The conduct of the hearing is a matter to be determined by the Adjudicator. This


is confirmed in Section G8. The overriding objective the Adjudicator should
have in mind when deciding how the hearing should be conducted is that the
person charged has a proper opportunity to consider, challenge or contradict any
evidence, is fully aware of the nature of the allegations against him and has a
proper opportunity to present his own case.

Generally when an oral hearing is conducted the parties must be allowed to call
witnesses and cross examine the witnesses called by others. This is confirmed in
Section G16.

Sections G14, G15 and G17 enable the Adjudicator to adjourn the hearing if, in
his discretion, he considers that it is appropriate to do so. In deciding whether to
adjourn the hearing, and if so for how long, the Adjudicator should, as an
overriding objective, have in mind the requirements that the person charged is
fully aware of the allegations and evidence against him and that he has a proper
opportunity to prepare and present his case.

d) The right to legal representation

The Adjudicator has an absolute discretion, confirmed in Section G11, to allow


a person charged to be represented at the hearing by a legally qualified person.
An Adjudicator is entitled in the exercise of his discretion to refuse to allow the
person charged to be legally represented at the hearing if the alleged breach of
the Rules of Conduct is not serious (relative to the various nature of possible
breaches) and where it is unlikely that a severe sanction (relative to the various
sanctions available) will be imposed.

If a person charged seeks and is allowed to have legal representation, the


Adjudicator is entitled to seek his own legal advice. This would be by
exercising the discretion in Section G17.

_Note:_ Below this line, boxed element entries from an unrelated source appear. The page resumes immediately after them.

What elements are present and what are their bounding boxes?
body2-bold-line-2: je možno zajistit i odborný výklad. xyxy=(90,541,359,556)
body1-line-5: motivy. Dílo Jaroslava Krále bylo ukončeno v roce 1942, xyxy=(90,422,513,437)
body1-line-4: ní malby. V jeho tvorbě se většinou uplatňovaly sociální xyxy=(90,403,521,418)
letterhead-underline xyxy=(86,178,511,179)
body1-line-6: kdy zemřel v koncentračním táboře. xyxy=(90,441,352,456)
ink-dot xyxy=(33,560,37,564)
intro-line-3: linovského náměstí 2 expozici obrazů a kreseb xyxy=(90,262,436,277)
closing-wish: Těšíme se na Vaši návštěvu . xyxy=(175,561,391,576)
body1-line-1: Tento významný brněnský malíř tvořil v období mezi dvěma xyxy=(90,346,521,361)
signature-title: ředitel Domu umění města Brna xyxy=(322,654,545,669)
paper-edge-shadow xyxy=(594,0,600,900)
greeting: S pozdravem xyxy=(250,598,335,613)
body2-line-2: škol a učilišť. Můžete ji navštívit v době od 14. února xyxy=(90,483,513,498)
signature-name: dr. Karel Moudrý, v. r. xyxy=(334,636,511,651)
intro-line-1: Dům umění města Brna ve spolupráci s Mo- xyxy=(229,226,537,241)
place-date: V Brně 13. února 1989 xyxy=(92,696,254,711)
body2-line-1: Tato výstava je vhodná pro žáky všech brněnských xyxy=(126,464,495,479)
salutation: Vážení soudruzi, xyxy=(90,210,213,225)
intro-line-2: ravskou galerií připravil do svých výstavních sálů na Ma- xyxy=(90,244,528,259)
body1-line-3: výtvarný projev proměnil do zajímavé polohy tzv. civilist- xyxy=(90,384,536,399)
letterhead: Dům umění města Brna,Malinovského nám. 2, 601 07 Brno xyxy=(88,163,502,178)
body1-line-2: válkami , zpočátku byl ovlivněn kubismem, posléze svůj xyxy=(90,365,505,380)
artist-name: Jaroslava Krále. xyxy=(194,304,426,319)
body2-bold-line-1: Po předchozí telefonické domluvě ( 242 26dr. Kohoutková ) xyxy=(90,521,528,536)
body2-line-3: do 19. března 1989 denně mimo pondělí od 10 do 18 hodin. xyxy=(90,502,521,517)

If the Adjudicator has obtained legal advice, whether before or during the
hearing, and the person charged asks that his legal representative be permitted
to attend the hearing and make representations on his behalf, the Adjudicator
should not, unless the legal advice he received is not relevant to any matter in
issue at the hearing (especially where the advice taken relates to a purely
procedural matter), refuse the request.

e) The decision and the reasons for it

The details of how and when the decision should be given are provided for in
Section H. In particular the Adjudicator should note that there is a requirement
in Section H 3 that the Adjudicator give reasons for both his decision and the
sanction he is imposing and that section H 2 requires that the decision be given
as soon as possible but, in any event, no later than 24 hours after the hearing
finishes.

THE RULE AGAINST BIAS

The two main aspects of this rule are that a person adjudicating on a dispute
must have no pecuniary or proprietary interest in the outcome of the
proceedings and must not reasonably be suspected, or show a real likelihood, of
bias.
The Adjudicator must be able to show that he has conducted a full enquiry into
the circumstances involved before making his decision as to whether a breach of
the Rules of Conduct has occurred and, if so, what sanction should be imposed.
There should be no suggestion in his conduct of the hearing that prior to its
commencement he has irrevocably decided the outcome.

CONCLUSION

However, it has to be accepted that law is dynamic and living field and by
merely cling on to the procedures or strict observance of the rules do not
produce a fair and satisfactory outcome. The imaginative application of mind
and the appropriate interpretation of the various rules, provisions of the laws is a
significant area and the judges have an important to play in this regard.
The truth is that justice is a very elaborate conception, the growth of many
centuries of civilization; and even now the conception differs widely in
countries usually described as civilized”.